Белыч понятливо хмыкнул, но на всякий случай спросил еще раз:

— Не скажете? А, Макс?

— Перестань! У тебя своих проблем не хватает, чтоб ещё и наши на себя грузить?

— Ладно. На нет и суда нет. Когда меня будут резать на алтаре «Монолита», я буду пошло вспоминать о двух тысячах баксов, которые остались у Скулла.

— Хорошие, кстати, деньги! — Петрович почти успокоился. — Вот что я тебе скажу, сталкер — поверь, я сделаю все от меня зависящее, чтобы ни «Монолит», ни вшивый Балдерс никаких претезий к тебе не имели. А моё слово стоит недешево. Такой вариант тебя устроит?

— Как промежуточный. Я же все равно с вами до конца буду? Наверное, сам все увижу.

— Нет, Белыч, неправильный ты себе позывной выбрал. — Корень скинул разгрузку, освободился от бронежилета, и лег на свободный стол. — Все-таки нужно было Моисеичем назваться. Ладно, други, свет у нас нынче в дефиците, поэтому объявляю отбой. Кому надо до ветру — прогуляйтесь к шоссе. Только не по одному. Нет, давайте все втроем, Макс ещё на полноценного бойца не тянет.
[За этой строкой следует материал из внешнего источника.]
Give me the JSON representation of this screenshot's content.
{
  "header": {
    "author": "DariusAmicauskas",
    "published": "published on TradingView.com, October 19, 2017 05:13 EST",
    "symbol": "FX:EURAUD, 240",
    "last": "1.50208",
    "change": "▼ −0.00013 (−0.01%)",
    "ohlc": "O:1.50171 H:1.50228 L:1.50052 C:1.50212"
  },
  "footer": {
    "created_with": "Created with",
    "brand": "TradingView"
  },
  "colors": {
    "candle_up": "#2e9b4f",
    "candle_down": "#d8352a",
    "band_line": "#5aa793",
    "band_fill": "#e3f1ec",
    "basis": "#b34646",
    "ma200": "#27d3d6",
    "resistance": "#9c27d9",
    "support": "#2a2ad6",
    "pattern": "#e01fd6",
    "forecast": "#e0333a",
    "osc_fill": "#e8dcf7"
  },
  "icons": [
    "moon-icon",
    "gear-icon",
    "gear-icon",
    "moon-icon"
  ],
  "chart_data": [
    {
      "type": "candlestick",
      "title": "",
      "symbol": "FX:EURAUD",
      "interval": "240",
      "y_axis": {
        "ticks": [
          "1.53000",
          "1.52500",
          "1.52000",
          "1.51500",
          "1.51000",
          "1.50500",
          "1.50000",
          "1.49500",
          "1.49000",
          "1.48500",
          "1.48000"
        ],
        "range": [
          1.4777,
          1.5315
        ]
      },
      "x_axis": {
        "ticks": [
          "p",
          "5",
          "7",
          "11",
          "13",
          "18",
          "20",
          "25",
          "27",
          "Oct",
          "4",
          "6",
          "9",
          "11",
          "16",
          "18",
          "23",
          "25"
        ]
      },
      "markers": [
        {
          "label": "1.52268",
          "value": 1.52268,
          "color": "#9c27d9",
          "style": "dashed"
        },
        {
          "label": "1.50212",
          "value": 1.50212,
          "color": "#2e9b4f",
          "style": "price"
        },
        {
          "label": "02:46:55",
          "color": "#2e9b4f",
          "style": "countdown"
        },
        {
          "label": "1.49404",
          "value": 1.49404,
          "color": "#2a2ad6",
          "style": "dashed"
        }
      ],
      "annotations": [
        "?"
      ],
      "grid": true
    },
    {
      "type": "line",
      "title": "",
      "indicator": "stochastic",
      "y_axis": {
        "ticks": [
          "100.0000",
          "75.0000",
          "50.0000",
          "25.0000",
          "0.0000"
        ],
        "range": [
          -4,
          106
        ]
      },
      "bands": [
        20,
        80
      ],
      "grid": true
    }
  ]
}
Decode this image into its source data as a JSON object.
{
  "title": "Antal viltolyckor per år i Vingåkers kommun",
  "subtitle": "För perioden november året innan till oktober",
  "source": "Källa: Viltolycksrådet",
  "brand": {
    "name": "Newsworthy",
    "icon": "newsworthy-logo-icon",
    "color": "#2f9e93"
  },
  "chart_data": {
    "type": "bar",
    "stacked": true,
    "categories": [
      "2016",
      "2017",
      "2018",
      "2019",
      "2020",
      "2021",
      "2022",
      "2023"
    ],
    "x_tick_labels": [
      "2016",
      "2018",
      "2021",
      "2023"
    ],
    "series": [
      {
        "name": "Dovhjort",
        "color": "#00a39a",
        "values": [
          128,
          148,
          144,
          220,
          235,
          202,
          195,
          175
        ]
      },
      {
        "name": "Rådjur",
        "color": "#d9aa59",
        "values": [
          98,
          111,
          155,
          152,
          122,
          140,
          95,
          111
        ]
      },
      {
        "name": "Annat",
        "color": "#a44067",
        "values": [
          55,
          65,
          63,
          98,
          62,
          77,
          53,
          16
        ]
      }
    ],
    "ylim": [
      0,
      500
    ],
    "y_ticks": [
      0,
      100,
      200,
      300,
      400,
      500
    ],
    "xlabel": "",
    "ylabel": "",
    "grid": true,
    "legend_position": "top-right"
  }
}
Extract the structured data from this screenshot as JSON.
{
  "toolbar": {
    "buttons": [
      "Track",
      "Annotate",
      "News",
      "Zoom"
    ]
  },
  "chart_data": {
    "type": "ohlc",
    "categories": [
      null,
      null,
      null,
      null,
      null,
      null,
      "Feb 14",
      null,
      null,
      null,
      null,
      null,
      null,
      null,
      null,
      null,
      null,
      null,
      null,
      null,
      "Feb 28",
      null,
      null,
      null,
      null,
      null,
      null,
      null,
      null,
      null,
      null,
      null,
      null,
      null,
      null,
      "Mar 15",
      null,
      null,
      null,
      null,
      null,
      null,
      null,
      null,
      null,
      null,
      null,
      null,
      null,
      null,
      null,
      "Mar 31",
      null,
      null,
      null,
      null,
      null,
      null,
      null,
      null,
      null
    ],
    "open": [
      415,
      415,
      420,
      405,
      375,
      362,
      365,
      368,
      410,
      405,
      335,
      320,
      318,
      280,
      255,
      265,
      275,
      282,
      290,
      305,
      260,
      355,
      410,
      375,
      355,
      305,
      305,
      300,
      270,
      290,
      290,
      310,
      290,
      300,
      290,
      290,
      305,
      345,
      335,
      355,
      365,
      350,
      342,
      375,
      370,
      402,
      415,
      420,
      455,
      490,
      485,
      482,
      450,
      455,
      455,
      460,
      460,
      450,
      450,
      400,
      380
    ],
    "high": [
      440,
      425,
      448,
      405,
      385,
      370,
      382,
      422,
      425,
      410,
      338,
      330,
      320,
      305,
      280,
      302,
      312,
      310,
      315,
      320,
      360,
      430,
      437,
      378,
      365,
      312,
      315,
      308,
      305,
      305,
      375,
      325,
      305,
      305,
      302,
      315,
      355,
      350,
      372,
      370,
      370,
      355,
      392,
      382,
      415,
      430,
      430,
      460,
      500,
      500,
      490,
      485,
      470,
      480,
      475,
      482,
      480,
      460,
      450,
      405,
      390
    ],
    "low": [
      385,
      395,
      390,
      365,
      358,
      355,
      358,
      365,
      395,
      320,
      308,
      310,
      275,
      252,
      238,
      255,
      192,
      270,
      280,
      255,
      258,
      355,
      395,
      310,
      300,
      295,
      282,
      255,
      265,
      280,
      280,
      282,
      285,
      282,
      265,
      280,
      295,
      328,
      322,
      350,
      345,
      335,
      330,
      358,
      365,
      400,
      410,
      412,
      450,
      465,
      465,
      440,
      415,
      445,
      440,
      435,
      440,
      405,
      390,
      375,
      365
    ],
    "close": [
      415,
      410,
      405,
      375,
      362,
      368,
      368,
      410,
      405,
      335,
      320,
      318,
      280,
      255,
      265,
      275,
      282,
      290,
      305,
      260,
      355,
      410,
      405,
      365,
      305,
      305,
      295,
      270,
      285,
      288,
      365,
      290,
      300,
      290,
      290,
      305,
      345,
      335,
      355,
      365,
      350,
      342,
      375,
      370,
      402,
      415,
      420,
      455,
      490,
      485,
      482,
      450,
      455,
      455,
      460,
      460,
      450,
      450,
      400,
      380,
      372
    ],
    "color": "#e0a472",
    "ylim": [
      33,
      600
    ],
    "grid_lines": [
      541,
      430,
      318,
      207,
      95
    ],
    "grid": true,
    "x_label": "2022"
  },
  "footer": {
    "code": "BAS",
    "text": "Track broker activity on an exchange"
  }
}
Через двадцать минут, исполнив все рекомендации Петровича, мы улеглись.

Белыч, поворочавшись пару минут, неожиданно заявил:

— Петрович, мне кажется, сейчас твоя очередь рассказать занимательную историю.

— Чего это вдруг? — зевая, поинтересовался Корень.

— Не спится что-то. Опять же обстановка располагает. Давай, не скромничай, я же вижу — человек ты бывалый, наверняка есть чему молодежь поучить.

— На больную мозоль наступаешь? — Корень на секунду задумался. — Ладно, слушай. Было это давным-давно, ещё когда Союз стоял нерушимо, а людей интересовали не только деньги. Как-то летом семьдесят лохматого года, я тогда только-только окончил школу, и раздумывал — чем бы заняться полезным во взрослой жизни? — я получил не совсем стандартное предложение, ага. До осеннего призыва оставалось всего ничего, и нужно было как-то распорядиться тремя свободными месяцами. Знаете, как это в восемнадцать? Денег и профессии нет, но уже кажешься себе самым умным, гормоны играют — хочется всего и сразу. Был у меня дружок — Сашка Стародубцев, вот он-то и предложил на лето завербоваться в партию санитарно-эпидемиологической службы.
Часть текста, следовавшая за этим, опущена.